Oggi, come ogni anno negli ultimi 10 anni a questa parte (ossia a partire dall’istituzione della legge n. 211 del 20 luglio 2000 dal Parlamento italiano) siamo bombardati da discorsi, foto, documentari, film, racconti per ricordare l’Olocausto, lo sterminio compiuto dai nazisti tedeschi con la complicità dei fascisti italiani e l’avvallo da parte della Santa Sede nei confronti di ebrei, omosessuali, comunisti, Rom, testimoni di Geova, dissidenti al regime.

Le testimonianze predilette dai media, durante tale cosiddetto “giorno della memoria” in Italia,  si condensano tuttavia nel ricordo della Shoah (termine che indica in maniera più circoscritta il genocidio della sola popolazione ebraica).

Ma a cosa serve un giorno della memoria che in realtà dimentica l’essenza stessa di ciò che si va a ricordare?

I genocidi, anzi certi genocidi, sono stati e sono tuttora assai snobbati nei salotti dei talk show e dei (tele) giornali da quattro soldi.

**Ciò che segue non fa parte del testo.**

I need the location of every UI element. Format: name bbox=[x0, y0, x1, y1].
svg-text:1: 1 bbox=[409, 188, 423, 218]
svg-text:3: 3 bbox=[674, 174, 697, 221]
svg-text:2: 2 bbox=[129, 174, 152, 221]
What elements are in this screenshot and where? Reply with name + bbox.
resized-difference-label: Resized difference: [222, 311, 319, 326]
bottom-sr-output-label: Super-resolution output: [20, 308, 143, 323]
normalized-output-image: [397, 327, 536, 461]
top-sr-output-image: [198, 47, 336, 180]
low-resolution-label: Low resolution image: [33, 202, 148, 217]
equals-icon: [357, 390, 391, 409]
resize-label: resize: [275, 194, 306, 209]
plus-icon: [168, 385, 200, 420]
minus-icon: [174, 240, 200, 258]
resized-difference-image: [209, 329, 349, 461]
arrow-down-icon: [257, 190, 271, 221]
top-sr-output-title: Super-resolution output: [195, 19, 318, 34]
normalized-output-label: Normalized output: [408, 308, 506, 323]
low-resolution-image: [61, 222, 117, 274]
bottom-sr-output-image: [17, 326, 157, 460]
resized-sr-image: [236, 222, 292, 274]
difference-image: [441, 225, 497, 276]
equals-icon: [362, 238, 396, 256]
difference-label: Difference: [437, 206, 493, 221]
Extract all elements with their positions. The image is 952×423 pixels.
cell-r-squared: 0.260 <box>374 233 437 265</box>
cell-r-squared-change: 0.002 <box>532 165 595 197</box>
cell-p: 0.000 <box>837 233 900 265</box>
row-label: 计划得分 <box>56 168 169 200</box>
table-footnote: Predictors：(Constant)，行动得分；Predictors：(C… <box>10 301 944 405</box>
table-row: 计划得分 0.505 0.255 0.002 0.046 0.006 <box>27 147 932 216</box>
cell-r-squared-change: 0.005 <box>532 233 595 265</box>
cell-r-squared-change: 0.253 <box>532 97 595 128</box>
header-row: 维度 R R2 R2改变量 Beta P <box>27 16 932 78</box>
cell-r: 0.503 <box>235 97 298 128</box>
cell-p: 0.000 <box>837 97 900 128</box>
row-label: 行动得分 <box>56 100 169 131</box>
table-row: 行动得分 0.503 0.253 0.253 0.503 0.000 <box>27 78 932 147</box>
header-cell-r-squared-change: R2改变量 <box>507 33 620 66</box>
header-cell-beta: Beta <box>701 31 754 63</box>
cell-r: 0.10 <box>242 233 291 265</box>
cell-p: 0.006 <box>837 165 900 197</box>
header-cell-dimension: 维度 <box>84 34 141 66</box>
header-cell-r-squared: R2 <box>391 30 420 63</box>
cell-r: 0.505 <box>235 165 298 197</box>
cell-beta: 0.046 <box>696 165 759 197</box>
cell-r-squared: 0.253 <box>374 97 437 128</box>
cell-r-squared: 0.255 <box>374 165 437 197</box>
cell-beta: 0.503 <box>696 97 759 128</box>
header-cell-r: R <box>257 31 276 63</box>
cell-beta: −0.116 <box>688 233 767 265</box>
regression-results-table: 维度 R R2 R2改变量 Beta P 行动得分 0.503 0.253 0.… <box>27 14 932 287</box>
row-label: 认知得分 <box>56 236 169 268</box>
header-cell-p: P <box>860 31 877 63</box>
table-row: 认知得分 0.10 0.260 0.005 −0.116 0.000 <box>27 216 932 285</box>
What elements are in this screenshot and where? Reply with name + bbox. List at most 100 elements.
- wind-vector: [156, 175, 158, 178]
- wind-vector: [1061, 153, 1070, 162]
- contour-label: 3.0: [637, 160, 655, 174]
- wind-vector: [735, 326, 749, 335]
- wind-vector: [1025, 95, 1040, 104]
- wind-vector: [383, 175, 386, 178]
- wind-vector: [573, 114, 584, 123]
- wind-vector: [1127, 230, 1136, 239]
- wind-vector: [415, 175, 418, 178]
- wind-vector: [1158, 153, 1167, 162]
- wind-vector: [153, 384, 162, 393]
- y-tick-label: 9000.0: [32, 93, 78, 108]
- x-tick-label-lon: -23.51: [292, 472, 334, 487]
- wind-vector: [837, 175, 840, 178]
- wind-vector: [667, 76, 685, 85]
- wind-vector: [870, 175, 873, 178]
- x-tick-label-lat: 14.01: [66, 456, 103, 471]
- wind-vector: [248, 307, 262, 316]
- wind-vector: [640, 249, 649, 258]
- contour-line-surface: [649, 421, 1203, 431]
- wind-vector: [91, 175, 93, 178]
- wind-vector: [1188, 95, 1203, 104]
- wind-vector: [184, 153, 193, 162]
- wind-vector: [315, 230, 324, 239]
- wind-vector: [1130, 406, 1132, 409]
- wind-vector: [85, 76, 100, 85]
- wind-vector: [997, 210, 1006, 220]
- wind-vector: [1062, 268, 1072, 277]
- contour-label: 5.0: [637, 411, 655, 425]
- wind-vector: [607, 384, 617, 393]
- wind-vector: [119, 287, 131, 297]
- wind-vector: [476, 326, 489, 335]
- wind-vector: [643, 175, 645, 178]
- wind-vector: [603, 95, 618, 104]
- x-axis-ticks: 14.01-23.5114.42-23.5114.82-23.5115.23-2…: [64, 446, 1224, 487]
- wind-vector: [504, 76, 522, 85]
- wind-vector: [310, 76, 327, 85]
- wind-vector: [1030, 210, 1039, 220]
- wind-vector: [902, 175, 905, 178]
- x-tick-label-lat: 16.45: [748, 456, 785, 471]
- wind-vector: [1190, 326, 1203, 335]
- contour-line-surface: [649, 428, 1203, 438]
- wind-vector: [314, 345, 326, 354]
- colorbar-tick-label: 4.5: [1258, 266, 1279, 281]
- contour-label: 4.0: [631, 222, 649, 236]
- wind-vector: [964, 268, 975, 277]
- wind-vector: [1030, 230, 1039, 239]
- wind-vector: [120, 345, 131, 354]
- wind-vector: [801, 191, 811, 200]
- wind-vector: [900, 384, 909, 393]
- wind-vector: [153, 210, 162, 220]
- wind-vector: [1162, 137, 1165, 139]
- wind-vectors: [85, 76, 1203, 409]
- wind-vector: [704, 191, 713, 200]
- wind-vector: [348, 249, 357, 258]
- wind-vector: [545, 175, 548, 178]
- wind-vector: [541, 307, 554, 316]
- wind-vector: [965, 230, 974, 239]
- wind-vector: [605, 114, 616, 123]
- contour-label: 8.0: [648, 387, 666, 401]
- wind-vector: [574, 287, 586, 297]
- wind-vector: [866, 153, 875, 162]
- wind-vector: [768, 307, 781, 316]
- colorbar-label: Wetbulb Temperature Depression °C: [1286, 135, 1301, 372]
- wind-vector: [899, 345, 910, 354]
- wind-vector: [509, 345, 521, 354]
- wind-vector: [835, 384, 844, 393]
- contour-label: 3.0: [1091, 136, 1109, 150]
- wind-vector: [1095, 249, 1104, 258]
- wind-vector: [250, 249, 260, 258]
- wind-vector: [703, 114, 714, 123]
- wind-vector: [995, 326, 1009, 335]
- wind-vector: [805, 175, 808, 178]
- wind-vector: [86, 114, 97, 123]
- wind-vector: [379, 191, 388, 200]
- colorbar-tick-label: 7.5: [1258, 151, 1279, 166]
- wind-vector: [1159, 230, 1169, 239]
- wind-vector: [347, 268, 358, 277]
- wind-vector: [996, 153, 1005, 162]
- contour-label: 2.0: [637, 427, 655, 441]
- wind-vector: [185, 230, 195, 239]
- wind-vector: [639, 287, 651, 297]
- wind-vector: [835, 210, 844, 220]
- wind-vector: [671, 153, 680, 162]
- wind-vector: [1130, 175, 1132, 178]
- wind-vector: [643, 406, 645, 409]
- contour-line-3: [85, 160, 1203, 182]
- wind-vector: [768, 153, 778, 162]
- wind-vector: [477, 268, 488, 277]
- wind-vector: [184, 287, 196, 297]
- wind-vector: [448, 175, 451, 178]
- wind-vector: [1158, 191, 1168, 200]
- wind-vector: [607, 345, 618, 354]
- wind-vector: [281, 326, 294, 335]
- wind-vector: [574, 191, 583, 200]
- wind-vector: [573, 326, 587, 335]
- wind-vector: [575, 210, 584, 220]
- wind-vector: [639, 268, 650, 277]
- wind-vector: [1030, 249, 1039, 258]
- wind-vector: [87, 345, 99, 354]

A tale proposito vorrei ricordare alcune altre funeste date, oltre a quella così nota del 27 gennaio 1945:

  • 24 aprile 1915 (genocidio armeno ad opera dei turchi)
  • 17 aprile 1975 (genocidio in Cambogia di chiunque venisse reputato “vicino” all’occidente: bastava conoscere una lingua straniera, avere una fede religiosa, vivere in città, essere commercianti, etc.; sterminio condotto dai Khmer Rossi sostenuti dalla Cina)
  • 6 aprile 1994 (genocidio in Ruanda dei Tutsi per mano degli Hutu e con il silenzio dell’ONU)
  • 11 luglio 1995 (genocidio dei musulmani bosniaci da parte delle truppe serbo-bosniache ortodosse con il silenzio dell’ONU)
  • 25 aprile 2003 (genocidio del Darfur, in Sudan, delle tribù locali di pastori africani da parte dei miliziani nomadi islamici aiutati dal governo sudanese)

Come mai è stata creata una legge italiana apposita per ricordare una data soltanto, tra tutte?

Forse si è ragionato in meschini termini di quantità di vittime: più grande è, più importante è? Oppure forse di un lavaggio di coscienza, dovuto al coinvolgimento attivo dell’Italia a tale tragedia, mentre in tutti gli altri casi se ne è stata semplicemente a guardare?

Tuta oggi è molto schifata da questa mediocre ipocrisia.

…E ci pensa il 28 gennaio, il 1 febbraio, il 12 dicembre e in qualsiasi altro giorno che non sia espressamente ed esplicitatamente monopolizzato da coloro che decidono che cosa va detto, che cosa va ricordato, e che cosa va omesso, e non divulgato.